Hitchens’s voice was, it should go without saying, one of the best of his generation, and we are all poorer for its absence. (David Castronovo reviewed his memoir in the magazine last year.) But it would be unfair to Hitchens, because out of the spirit of his own combative nature, not to mention how wrong that voice often was when it came to matters of religion. From Eugene McCarraher’s lengthy review of his bestseller, God is Not Great, again in the pages of Commonweal:
All Hitchens claims to ask of his deluded religious friends is that they “leave me alone.” But for a public intellectual, what this innocent-seeming wish really implies is the privatization of religion, its eradication as a form of public discourse. Like the New York intellectuals of yesteryear, Hitchens turns to high culture as the new symposium of moral tutelage—and specifically to literature. Well “within the compass of the average person,” the study of literature and poetry, he proposes, should now “depose the scrutiny of sacred texts” as the basis of ethical reflection. Of course, the arts and letters have long been modernity’s citadel for paradise, a safehouse for idiosyncrasy, brotherly love, transcendence, and other utopian ideals battered by the power of the state and the market. Reminiscent of the democratic humanism espoused by his late friend Edward W. Said, Hitchens’s expansive vision of cultural democracy should appeal to anyone serious about the moral imagination. But his insistence that we uncouple high culture from the sacred has its own insuperable problems. Aside from assigning a covert clerical status to writers and literary critics—“the divine literatus,” as Whitman put it—supplanting sacred texts with literature would require the bowdlerization of at least nine-tenths of our literary canon. Our high culture simply owes too much to religion, Christian or otherwise, for anyone to suggest intelligibly that the two should be separated.

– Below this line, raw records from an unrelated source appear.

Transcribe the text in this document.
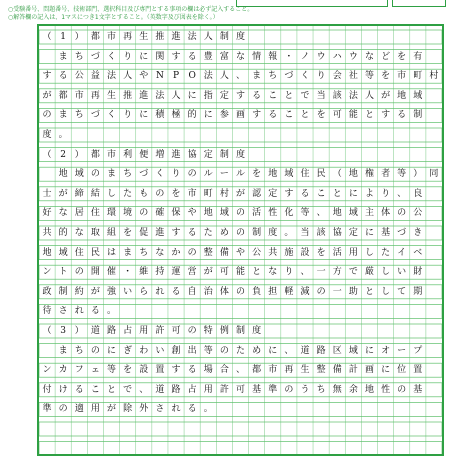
○受験番号、問題番号、技術部門、選択科目及び専門とする事項の欄は必ず記入すること。
○解答欄の記入は、1マスにつき1文字とすること。（英数字及び図表を除く。）
（ 1 ） 都 市 再 生 推 進 法 人 制 度

ま ち づ く り に 関 す る 豊 富 な 情 報 ・ ノ ウ ハ ウ な ど を 有
す る 公 益 法 人 や N	P	O 法 人 、 ま ち づ く り 会 社 等 を 市 町 村
が 都 市 再 生 推 進 法 人 に 指 定 す る こ と で 当 該 法 人 が 地 域
の ま ち づ く り に 積 極 的 に 参 画 す る こ と を 可 能 と す る 制
度 。
（ 2 ） 都 市 利 便 増 進 協 定 制 度

地 域 の ま ち づ く り の ル ー ル を 地 域 住 民 （ 地 権 者 等 ） 同
士 が 締 結 し た も の を 市 町 村 が 認 定 す る こ と に よ り 、 良
好 な 居 住 環 境 の 確 保 や 地 域 の 活 性 化 等 、 地 域 主 体 の 公
共 的 な 取 組 を 促 進 す る た め の 制 度 。 当 該 協 定 に 基 づ き
地 域 住 民 は ま ち な か の 整 備 や 公 共 施 設 を 活 用 し た イ ベ
ン ト の 開 催 ・ 維 持 運 営 が 可 能 と な り 、 一 方 で 厳 し い 財
政 制 約 が 強 い ら れ る 自 治 体 の 負 担 軽 減 の 一 助 と し て 期
待 さ れ る 。
（ 3 ） 道 路 占 用 許 可 の 特 例 制 度

ま ち の に ぎ わ い 創 出 等 の た め に 、 道 路 区 域 に オ ー プ
ン カ フ ェ 等 を 設 置 す る 場 合 、 都 市 再 生 整 備 計 画 に 位 置
付 け る こ と で 、 道 路 占 用 許 可 基 準 の う ち 無 余 地 性 の 基
準 の 適 用 が 除 外 さ れ る 。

In any case, what we get from Hitchens in the end isn’t “culture” but a gooey compound of boosterish bromides and liberal nationalism. Like so many disappointed radicals, Hitchens has elsewhere declared capitalism the only remaining revolutionary force, and for all his bad-boy press, he is a stalwart guardian of the bourgeois virtues, harrumphing like a sullen Rotarian at Christ’s injunction to “take no thought for the morrow.” Such gospel nonsense, Hitchens tells us, implies that “things like thrift, innovation, family life, and so forth are a sheer waste of time.” This former Trotskyite turns out to be a metropolitan burgher at heart, as well as a technological visionary, rhapsodizing over “undreamed-of vistas,” “unfettered scientific inquiry,” and the accessibility of scientific knowledge to “masses of people by easy electronic means”—all of which will “revolutionize our concepts of research and development.” It’s a Brave New World, brought to you by Merck. Cue the studio orchestra.
In the end, Hitchens’s brilliance as a journalist and rhetorician is inseparable from his shallowness as a critic of religion, not to mention the gross error of his support for the Iraq War. As Ross Douthat noted a while back, however, Hitchens took no offense at the thought of being prayed for by those who possessed the faith he lacked, and surely it’s a good time to do that.
Update: Somehow I failed to link to Terry Eagleton’s essay on “Culture and Barbarism” from March 2009, where he takes on Hitchens and Richard Dawkins. The essay was excerpted from Eagleton’s Terry Lectures, published as Reason, Faith, and Revolution by Yale University Press. Matt Boudway noted Stanley Fish’s sympathetic discussion of Eagleton’s argument later on that year.